Speaking for the first time since being charged with illegal hunting, professional hunter, hired gun of Walter Palmer, Theo Bronkhorst has insisted that the hunting party had never meant to take down a research animal, nor for that matter had they ever set about looking to hunt down Cecil the lion outside of park grounds.
Nevertheless Bronkhorst does admit after taking down the big lion, the Minnesota dentist wanted to next take down a ‘very large elephant.’
Adding via the telegraph: ‘I told him I would not be able to find one so big, so the client left the next day.’
In the exclusive the hired professional hunter insists that they hadn’t set out to lure Cecil out ofHwange National Park and on to a farm where Cecil the lion was first lured with the carcass of an elephant before shot at with a crossbow at the hands of Walter Palmer.
Told the Bronkhorst: ‘At the last minute, I had to divert from a concession [hunting area] about eight miles away,’
Bronkhorst said they went hunting with his son, Zane, and a scout sent by farm owner Honest Ndlovu.
‘We set off quite late, with the sun down, and found the carcass of an elephant which we dragged and moved into the long grass and used for bait,’ he said.
The bait would eventually lure in Cecil the iconic Zimbabwe lion.
Recalls Bronkhorst: ‘He was a magnificent animal,’
‘The client then fired using a bow and arrow, and it went away into the long grass.

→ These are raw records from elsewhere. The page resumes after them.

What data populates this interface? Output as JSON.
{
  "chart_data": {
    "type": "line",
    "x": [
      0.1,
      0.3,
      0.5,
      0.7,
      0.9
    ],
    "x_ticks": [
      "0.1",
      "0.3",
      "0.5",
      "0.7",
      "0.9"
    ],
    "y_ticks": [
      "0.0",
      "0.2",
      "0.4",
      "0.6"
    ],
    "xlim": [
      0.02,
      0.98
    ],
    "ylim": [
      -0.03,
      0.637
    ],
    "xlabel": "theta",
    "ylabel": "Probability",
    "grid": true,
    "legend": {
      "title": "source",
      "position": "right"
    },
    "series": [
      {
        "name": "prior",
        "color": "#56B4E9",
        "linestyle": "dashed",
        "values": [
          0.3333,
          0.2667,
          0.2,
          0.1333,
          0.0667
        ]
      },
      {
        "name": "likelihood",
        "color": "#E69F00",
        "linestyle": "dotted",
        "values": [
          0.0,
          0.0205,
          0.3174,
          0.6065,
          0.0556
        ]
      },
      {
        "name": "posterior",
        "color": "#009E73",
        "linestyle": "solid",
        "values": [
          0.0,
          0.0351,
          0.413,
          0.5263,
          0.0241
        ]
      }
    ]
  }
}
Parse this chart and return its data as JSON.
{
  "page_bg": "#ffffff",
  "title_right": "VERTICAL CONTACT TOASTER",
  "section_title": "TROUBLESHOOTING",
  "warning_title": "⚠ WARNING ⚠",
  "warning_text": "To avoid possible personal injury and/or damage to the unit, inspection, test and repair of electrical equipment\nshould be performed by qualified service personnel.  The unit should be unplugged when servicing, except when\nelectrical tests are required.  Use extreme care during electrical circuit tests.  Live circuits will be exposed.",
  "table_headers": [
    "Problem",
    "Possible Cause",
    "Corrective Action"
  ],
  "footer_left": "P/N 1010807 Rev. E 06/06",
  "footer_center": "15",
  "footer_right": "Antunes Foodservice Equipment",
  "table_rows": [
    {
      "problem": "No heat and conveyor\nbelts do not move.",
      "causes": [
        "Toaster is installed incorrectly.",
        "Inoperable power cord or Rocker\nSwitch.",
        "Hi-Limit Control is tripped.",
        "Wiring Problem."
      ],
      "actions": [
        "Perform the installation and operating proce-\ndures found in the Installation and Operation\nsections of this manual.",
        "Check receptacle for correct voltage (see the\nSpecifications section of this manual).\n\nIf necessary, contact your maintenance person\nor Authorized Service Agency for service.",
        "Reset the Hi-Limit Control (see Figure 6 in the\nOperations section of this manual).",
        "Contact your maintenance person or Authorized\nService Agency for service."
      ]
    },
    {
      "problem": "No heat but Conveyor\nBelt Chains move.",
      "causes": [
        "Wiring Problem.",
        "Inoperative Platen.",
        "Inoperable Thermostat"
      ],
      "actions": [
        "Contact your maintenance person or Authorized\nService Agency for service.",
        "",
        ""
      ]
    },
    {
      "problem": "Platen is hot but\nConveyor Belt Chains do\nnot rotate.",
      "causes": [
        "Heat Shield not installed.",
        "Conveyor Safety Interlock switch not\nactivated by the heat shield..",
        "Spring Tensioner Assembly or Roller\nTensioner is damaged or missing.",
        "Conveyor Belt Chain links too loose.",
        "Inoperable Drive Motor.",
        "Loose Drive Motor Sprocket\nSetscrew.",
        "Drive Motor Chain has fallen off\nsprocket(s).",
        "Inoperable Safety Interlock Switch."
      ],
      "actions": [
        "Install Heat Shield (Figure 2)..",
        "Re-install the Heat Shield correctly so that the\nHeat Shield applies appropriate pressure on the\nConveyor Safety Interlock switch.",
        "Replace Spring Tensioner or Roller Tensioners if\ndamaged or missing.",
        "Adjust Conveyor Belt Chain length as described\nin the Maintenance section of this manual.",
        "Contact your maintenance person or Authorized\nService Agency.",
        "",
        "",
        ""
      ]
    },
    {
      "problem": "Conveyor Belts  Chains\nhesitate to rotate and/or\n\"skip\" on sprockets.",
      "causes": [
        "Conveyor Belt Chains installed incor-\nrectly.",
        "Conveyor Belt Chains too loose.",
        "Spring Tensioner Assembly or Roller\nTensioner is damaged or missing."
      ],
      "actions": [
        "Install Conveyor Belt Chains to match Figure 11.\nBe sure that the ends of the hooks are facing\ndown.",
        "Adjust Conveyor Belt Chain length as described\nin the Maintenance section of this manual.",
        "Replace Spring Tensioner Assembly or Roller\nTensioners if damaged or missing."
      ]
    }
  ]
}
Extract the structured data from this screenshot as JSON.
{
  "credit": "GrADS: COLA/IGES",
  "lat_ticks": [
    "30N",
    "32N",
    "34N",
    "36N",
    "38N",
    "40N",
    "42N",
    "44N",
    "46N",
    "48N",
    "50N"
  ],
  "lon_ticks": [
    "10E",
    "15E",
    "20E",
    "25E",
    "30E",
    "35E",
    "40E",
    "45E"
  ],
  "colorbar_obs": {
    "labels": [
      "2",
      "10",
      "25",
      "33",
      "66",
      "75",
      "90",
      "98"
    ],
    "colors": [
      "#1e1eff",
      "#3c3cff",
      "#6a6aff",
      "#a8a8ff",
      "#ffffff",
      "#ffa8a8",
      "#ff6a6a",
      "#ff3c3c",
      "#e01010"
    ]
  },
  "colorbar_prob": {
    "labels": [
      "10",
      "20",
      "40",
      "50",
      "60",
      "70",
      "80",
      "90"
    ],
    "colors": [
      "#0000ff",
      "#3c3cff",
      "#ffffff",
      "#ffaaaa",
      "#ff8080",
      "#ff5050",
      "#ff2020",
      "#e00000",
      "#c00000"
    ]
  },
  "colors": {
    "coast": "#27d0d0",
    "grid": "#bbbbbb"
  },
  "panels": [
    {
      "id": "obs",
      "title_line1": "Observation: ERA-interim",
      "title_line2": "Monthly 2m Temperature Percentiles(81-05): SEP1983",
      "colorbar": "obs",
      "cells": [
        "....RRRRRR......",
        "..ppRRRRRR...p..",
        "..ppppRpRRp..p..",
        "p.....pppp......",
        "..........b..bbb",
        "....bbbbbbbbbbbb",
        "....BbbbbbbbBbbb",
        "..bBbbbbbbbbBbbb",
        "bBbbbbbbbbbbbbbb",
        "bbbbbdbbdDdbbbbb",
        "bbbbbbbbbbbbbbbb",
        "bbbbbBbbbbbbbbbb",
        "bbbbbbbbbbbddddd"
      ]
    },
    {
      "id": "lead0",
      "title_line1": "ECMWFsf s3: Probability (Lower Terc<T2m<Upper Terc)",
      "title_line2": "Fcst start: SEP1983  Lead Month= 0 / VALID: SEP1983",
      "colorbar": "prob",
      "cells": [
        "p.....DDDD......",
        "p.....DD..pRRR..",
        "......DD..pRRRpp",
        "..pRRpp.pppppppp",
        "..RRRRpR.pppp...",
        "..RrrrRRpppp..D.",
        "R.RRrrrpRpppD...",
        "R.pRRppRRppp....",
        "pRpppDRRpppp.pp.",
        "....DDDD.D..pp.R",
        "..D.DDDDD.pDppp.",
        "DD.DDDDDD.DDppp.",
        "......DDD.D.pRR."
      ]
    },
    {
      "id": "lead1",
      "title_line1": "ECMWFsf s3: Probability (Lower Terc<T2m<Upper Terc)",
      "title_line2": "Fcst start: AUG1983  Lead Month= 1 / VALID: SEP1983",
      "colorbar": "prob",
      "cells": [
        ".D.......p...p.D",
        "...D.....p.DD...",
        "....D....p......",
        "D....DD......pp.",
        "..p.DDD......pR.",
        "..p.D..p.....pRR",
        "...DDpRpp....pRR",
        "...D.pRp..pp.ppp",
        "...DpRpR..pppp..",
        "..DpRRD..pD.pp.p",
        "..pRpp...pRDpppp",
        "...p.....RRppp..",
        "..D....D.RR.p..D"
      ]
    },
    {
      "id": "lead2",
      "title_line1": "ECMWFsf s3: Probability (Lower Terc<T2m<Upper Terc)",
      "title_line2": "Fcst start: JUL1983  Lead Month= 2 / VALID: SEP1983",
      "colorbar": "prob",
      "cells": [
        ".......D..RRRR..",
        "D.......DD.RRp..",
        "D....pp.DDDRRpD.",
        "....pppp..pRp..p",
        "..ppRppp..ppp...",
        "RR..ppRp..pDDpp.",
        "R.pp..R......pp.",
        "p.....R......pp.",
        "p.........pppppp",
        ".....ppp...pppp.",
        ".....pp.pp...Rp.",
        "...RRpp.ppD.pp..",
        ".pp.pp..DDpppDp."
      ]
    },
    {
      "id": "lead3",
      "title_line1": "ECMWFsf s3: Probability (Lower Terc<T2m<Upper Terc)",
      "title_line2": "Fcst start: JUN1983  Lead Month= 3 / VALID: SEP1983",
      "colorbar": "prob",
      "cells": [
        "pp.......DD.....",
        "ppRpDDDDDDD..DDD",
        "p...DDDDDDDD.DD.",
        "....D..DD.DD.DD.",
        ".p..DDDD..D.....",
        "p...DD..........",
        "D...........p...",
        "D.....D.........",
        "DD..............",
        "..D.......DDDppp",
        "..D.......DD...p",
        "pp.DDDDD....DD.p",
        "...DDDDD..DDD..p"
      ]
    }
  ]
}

This was about 10 p.m.’
From there the hunter explains that the party ‘weren’t entirely sure‘ Cecil had been taken down, choosing to return the next morning to search for him.
We found it and it was wounded, and the client then shot it, with his bow and arrow, and killed it,’ Bronkhorst explained.
The hunting party was ‘devastated’ to discover that Cecil was wearing a GPS collar, the hunter insisted.
But instead of turning it into authorities, Bronkhorst said, he ‘panicked,’ taking the tracking device off and putting it in a tree.
A tracking device which would eventually lead to researchers coming across Cecil’s skinned carcass with missing head.
They kept Cecil’s head and skin because Palmer had already ponied up $50,000 to shoot a lion and earn his trophy, he added.
‘I went to Parks and reported what had happened,’ the guide reiterated. ‘I wish I had taken the collar.’
Bronkhorst, charged with conducting an illegal hunt, was released Wednesday on $1,000 bail. He insisted he had no idea Cecil was a protected lion.
Meanwhile, Palmer is still hiding out — and even ducking calls from federal agents.
‘At this point in time…multiple efforts to contact Dr. Walter Palmer have been unsuccessful,’ said Edward Grace, deputy Chief of law enforcement at US Fish and Wildlife Service.